Salisbury had been culinarily challenged when it came to healthy food options. The worst offender of this truth was our hospital, then Rowan Regional Medical Center. Heart attack patients were being fed fried chicken, fried okra and pudding the day after surgery. Children were fed a steady diet of chicken fingers, fries and Jell-o. The cafeteria lunch and dinner lines were a who’s who of Southern fried everything. Not exactly a recipe for a healing environment.

Fast forward to Morrison’s Healthcare taking over food services at the hospital, and moving to a healthy menu at the behest of CEO and forward thinker, Dari Caldwell. Novant Health Rowan Medical Center was the first in the region to remove deep fryers from the facility, practicing what they preach about healthy food. I smile often now when I see the food line in the cafeteria where Executive Chef Chris Herron is turning out real wholesome healthy food. Patients and families can now go and have a vegetable plate or a tossed salad with grilled chicken. My personal favorite is his brisket with au jus. Now don’t get me wrong, you can still eat unhealthy if you want, but it is less than 25 percent of the daily choices available. This is serious progress.

The city has mirrored this progress with new eateries opening up like Mambo Grill, Go Burrito, the renovated Sweet Meadow Café, Mykonos, Emma’s, The Palms and Bangkok Downtown. Each establishment has embraced the options of health. Fresh, whole and quality describe the shift that has occurred. Gluten-free, quinoa and yucca are but a few of the terms unheard of just a decade ago that are now spoken with confidence.

I encourage all readers to support and thank those establishments that are committed to your health. Especially thank the “house of healing,” Novant Health Rowan Medical Center, for caring enough to offer your grandmother a real healing meal. Send the CEO a note of appreciation. These changes are often a fight, and they fought for your family.

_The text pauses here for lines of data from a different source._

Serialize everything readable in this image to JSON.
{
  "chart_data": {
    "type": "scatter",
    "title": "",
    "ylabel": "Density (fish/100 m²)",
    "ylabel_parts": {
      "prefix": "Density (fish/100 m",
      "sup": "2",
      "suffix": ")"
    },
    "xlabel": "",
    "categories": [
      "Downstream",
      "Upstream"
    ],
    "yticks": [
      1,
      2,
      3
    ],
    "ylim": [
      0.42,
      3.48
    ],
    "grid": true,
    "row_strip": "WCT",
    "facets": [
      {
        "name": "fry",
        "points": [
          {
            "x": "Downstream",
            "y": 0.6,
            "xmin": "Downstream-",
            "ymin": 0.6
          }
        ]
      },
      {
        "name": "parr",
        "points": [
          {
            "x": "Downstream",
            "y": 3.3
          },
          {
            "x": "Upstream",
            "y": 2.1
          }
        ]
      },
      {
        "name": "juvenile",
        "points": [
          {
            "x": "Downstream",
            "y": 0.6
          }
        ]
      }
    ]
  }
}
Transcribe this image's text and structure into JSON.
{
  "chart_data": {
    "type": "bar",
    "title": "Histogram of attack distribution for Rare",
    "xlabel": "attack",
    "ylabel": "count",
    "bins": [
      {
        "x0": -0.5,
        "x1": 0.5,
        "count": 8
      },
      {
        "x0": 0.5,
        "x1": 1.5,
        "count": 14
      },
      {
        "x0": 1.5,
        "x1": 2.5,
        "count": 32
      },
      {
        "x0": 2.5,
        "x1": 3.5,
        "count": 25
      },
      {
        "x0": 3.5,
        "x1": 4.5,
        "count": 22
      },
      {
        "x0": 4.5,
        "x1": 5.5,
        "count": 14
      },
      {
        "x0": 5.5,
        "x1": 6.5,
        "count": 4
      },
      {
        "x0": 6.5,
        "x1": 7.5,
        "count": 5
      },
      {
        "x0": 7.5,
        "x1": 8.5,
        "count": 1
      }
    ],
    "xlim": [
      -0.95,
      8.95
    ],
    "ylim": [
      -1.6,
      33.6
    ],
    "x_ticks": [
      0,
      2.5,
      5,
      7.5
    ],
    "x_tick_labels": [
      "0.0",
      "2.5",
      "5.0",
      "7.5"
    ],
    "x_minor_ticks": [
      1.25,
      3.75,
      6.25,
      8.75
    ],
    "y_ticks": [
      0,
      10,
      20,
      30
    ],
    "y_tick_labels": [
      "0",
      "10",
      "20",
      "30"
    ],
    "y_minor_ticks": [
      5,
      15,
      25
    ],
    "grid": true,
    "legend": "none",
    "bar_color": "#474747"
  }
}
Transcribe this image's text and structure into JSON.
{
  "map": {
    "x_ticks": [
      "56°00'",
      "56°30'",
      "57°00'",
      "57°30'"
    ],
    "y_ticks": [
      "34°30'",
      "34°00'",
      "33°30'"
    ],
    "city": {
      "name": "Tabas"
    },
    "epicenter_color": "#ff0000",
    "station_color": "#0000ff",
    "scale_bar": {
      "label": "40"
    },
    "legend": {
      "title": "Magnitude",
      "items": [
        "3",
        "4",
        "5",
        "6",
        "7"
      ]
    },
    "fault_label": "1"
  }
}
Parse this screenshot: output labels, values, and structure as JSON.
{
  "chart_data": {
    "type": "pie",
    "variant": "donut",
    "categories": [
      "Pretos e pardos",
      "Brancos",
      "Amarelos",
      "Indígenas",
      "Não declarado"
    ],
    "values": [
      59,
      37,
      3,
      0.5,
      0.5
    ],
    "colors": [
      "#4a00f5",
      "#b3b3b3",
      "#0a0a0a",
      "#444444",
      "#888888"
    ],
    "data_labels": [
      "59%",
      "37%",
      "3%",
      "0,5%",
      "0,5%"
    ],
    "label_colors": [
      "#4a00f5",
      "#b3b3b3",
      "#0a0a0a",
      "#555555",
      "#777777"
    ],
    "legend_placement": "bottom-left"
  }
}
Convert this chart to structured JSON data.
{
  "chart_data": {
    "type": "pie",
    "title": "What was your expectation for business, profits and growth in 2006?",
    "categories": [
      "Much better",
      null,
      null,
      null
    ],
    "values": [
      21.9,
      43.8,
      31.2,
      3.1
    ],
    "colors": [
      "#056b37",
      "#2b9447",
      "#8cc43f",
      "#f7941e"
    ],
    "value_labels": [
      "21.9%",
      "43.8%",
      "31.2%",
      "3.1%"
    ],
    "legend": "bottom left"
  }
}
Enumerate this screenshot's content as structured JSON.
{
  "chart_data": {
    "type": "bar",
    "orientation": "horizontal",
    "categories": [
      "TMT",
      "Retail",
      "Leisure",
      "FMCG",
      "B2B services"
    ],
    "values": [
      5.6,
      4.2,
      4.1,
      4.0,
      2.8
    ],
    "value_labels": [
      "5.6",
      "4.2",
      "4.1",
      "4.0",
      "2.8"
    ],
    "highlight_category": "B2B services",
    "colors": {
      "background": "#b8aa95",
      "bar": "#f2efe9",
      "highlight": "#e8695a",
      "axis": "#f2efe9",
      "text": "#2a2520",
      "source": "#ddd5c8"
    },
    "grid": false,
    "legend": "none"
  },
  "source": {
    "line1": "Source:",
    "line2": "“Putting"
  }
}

Second, the addition of full-time neonatal nurse practitioners was a coup for the county. Dr. Lins and Trudy Pollack, NNP, have produced a cutting-edge, big-city resuscitation program for all mothers to feel the safety that their baby will be blanketed with just in case there may be a difficult, unplanned delivery.

Most counties without a large metropolitan base do not have this luxury and rely on less experienced medical personnel to carry out this difficult duty. The unfortunate reality of that scenario is reduced quality, akin to the quickie clinics when a serious issue arises.

To put it another way, these amazingly trained NNPs are frequently handling the most dangerous scenarios in their rotations through Charlotte and bring the same expertise to Salisbury and our mothers. They are present in the hospital 24 hours a day, for that “just in case” moment. We now have one of the lowest cesarean delivery rates in the area and zero maternal or fetal deaths. Having this security has changed how mothers-to-be approach a delivery. Staying local is now preferable and exceedingly safe for mom and baby. Add to that the recent Baby Friendly designation (one of only nine in the state), and Novant Health Rowan Medical Center is now the place for discerning parents-to-be to deliver.

As the world grows and medical knowledge evolves, it is no longer a virtue of location that dictates the quality of care. Salisbury now boasts one of the best medical communities in the state. We see that patients are now routinely driving here from Charlotte, Gastonia, Raleigh and Concord for care.

I will end with this. I am grateful that I came to Salisbury, and I am thrilled that Salisbury is thriving.

Thank you, College Barbecue, for my hot dog that summer day. It brought me so much joy when I was young and scared. Those random acts of kindness are what make Salisbury special.

Dr. Chris Magryta is a pediatrician in Salisbury.